Le Conseil Constitutionnel a refusé de reconnaître une «clause de conscience» aux maires opposés aux mariages homosexuels, dans une décision rendue vendredi matin, provoquant la colère de ces élus et des militants anti-mariage gai.

Le Conseil avait été saisi par des maires opposés au mariage homosexuel, pour savoir si l'absence dans la loi de disposition garantissant la liberté de conscience des officiers d'état civil hostiles au mariage gai était conforme ou non à la Constitution.

La loi autorisant le mariage et l'adoption pour les couples du même sexe en France est entrée en vigueur le 18 mai, à l'issue d'un débat parlementaire acharné et de manifestations massives d'opposants dans tout le pays.

Dans une décision de cinq pages, le Conseil constitutionnel a jugé que «les dispositions contestées» par ces maires, pour appuyer leur demande de reconnaissance d'une «clause de conscience» leur permettant de ne pas célébrer ces mariages controversés, étaient bien «conformes à la Constitution».

Il note qu'en ne prévoyant pas de clause de conscience au moment du vote de la loi, «le législateur a entendu assurer l'application de la loi par ses agents et garantir ainsi le bon fonctionnement et la neutralité du service public de l'état civil».

Le parti socialiste s'est félicité de la décision des Sages, jugeant que le mariage pour tous allait maintenant s'appliquer «sans résistance».

Les maires hostiles à la célébration du mariage homosexuel, dont le collectif revendique le soutien de 20 000 élus, ont eux annoncé qu'ils se tourneraient vers la Cour européenne des droits de l'Homme (CEDH) pour tenter d'obtenir satisfaction.

«Promesse faite aux maires»

«C'est une très grande déception», a réagi auprès de la presse Ludovine de la Rochère, la présidente de la Manif pour tous, fer de lance des manifestations géantes contre le mariage homosexuel avant la promulgation de la loi.

«Nous sommes très inquiets, c'est une décision liberticide. La liberté des maires est piétinée», a-t-elle jugé, promettant «des appels à manifester dans les semaines qui viennent».

Le collectif des Maires pour l'enfance, à l'origine de la procédure, a dénoncé dans un communiqué «une décision incompréhensible qui marque un recul des droits de l'Homme» et demandé un rendez-vous au président socialiste François Hollande.

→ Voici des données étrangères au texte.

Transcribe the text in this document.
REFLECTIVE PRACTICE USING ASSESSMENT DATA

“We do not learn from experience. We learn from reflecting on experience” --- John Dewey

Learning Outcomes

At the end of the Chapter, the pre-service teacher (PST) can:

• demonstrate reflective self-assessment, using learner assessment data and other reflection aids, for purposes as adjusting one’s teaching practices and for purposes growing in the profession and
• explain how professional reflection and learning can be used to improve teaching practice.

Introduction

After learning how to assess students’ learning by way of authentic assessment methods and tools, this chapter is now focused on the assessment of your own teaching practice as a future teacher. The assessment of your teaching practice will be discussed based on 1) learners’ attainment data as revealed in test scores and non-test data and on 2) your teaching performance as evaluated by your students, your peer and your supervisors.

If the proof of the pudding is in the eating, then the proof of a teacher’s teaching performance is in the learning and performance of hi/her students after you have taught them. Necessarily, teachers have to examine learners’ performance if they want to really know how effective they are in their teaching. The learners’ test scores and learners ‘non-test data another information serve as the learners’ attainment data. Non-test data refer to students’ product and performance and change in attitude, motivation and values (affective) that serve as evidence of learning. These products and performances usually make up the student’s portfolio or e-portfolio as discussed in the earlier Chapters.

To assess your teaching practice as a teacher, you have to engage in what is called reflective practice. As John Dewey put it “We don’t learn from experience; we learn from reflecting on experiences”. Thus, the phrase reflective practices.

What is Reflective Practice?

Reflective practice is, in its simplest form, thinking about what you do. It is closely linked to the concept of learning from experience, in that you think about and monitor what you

M. Hollande avait lui-même reconnu le bien-fondé de l'argument de «la conscience» des élus lors du congrès des maires de France en novembre 2012, avant de faire marche arrière devant le tollé créé par ses propos chez les défenseurs du mariage homosexuel.

«Nous ne pouvons pas balayer d'un revers de la main cette promesse faite aux maires», avait plaidé le 8 octobre l'avocat du collectif de maires, devant les neuf membres du Conseil constitutionnel.

Ce que demandent les requérants, avait-il dit, c'est «simplement que lorsque les maires et maires adjoints d'une commune refusent de célébrer un mariage entre personnes de même sexe», ils puissent être remplacés «par un représentant de l'État».

Selon un récent sondage de l'institut Ifop, 54 % des Français sont favorables à une clause de conscience pour les maires.

Depuis la promulgation de la loi, des édiles ont déjà refusé de célébrer des unions entre personnes de même sexe, mais, après des bras de fer et des plaintes pour discrimination, les couples ont finalement été mariés par des adjoints ou d'autres membres du conseil municipal.

Dans une circulaire du 13 juin, le ministère de l'Intérieur rappelle aux maires les risques encourus s'ils refusent de célébrer un mariage homosexuel ou de trouver un adjoint pour le faire à leur place: jusqu'à cinq ans d'emprisonnement et 75 000 euros (plus de 105 000 $) d'amende.

Le premier mariage homosexuel en France a été célébré à Montpellier (sud) le 29 mai.

Fin août, près de 600 mariages entre personnes de même sexe avaient été célébrés dans les 50 plus grandes villes de France, soit environ 1 % du total des mariages pendant cette période, selon un bilan établi par la radio France Inter.